Exactly what he needs can be found brand spankin new for $1,469.90 http://www.gmpartsdepot.com/store/product1.aspx?SID=2&Product_IDQ6&Category_IDt
The 10067353 universal 4 Bolt main block 350 is a brand new long block used to cover most GM applications from 1970-1985. It is our lowest priced 350 and is great as a small block replacement or V-8 retrofit into any vehicle. This brand new crate engine comes with a GM nation wide warranty and is covered for 3 years or 50,000 miles when used in applicable GM vehicles. Check out our Warranty Information for full details.
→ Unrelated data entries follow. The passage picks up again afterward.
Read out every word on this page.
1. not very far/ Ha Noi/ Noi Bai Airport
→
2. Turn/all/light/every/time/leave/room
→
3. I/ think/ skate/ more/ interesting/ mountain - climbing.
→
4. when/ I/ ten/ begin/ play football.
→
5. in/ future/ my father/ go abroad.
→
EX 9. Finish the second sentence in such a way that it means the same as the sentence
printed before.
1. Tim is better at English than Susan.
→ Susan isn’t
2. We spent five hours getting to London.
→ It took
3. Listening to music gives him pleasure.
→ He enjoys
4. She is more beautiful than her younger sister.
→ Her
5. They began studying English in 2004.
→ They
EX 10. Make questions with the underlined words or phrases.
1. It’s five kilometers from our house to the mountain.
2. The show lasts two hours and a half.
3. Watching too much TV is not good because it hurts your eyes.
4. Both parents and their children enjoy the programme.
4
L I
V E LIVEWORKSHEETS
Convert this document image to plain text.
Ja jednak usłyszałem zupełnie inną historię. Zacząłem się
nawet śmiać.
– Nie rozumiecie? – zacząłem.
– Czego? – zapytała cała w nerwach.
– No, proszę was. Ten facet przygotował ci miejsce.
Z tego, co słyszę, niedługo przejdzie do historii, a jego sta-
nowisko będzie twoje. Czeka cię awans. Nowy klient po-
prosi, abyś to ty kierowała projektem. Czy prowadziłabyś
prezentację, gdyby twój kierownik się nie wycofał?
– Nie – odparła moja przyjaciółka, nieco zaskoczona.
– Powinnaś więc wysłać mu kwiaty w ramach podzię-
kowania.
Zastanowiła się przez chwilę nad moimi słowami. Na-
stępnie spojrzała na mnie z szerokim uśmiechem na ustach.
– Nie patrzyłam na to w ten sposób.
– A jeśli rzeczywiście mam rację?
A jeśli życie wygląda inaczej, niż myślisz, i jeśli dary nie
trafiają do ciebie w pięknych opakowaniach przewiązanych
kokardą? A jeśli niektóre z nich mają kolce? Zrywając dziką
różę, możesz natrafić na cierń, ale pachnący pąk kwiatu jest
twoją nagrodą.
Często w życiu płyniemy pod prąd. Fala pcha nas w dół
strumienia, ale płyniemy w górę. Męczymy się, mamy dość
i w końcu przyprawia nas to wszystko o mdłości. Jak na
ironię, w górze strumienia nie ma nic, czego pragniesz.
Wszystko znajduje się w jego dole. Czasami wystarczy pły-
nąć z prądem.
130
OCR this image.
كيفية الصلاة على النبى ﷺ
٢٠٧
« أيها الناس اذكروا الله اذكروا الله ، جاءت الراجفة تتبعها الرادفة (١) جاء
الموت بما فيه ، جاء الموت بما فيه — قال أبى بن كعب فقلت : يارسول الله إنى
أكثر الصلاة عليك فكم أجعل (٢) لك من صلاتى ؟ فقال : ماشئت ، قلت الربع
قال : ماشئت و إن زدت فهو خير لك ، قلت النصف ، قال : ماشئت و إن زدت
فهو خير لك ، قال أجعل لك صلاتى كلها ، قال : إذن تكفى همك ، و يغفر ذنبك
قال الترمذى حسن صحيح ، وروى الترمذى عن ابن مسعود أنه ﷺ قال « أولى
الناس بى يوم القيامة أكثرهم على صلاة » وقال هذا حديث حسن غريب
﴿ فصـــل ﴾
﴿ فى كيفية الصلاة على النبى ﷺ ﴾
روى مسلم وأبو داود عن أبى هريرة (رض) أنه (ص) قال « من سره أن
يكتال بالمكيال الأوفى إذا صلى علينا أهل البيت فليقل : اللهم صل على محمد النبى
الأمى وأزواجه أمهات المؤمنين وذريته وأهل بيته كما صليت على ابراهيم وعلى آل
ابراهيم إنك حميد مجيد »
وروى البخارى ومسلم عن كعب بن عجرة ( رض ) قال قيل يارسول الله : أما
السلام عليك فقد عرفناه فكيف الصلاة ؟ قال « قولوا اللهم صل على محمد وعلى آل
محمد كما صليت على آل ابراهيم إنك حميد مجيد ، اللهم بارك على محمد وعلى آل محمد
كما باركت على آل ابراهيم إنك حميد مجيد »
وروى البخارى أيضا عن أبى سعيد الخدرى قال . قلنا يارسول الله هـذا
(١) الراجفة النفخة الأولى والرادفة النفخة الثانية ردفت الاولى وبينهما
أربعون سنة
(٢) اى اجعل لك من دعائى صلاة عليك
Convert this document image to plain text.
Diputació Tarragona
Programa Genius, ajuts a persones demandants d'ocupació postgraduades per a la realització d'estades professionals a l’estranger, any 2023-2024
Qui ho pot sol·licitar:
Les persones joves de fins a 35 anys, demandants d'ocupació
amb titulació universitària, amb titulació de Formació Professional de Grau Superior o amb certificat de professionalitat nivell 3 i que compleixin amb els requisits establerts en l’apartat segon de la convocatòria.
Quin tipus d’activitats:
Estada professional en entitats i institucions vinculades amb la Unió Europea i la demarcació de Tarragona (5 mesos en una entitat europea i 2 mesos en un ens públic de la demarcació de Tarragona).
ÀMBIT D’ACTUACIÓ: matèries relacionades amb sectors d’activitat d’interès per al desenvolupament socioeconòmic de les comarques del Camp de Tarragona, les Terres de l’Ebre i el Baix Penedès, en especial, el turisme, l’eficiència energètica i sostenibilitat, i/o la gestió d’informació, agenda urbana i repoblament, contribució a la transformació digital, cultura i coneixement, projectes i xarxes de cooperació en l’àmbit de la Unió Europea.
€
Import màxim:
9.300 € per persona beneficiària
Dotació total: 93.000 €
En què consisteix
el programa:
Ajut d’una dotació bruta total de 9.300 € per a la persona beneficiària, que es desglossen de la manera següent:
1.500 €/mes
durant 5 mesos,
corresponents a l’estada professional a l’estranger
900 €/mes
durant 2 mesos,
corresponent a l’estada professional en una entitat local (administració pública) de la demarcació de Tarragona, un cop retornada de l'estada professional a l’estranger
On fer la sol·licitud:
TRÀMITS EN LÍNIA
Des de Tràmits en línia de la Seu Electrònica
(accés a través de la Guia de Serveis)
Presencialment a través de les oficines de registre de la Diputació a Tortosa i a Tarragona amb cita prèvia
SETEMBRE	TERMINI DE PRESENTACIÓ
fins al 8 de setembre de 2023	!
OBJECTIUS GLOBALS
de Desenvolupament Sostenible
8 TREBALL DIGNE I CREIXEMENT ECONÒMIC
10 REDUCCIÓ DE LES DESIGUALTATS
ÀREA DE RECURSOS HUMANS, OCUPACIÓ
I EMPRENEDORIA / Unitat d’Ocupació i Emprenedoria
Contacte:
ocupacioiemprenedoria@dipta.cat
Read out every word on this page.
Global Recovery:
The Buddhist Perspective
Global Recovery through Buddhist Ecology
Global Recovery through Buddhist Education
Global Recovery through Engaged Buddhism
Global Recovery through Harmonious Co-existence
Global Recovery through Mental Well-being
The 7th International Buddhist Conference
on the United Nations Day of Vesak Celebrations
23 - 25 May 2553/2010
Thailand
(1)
The specs of the motor are as follows: (4) Bolt main block with a (2) piece rear main seal. Cast Iron Crank. LT/LT4 Powdered Metal connecting rods. Cast Pistons, (dished). Hydraulic flat tappet cam, (.383 intake / .401 exhaust) and a 112-degree lobe separation. Cast Iron Cylinder heads with a 76cc combustion chamber. (Non vortec design) 8.5:1 compression ratio. Left or Right hand dipstick. (4) Quart oil pan. Timing tabs for a 6 or an 8 balancer.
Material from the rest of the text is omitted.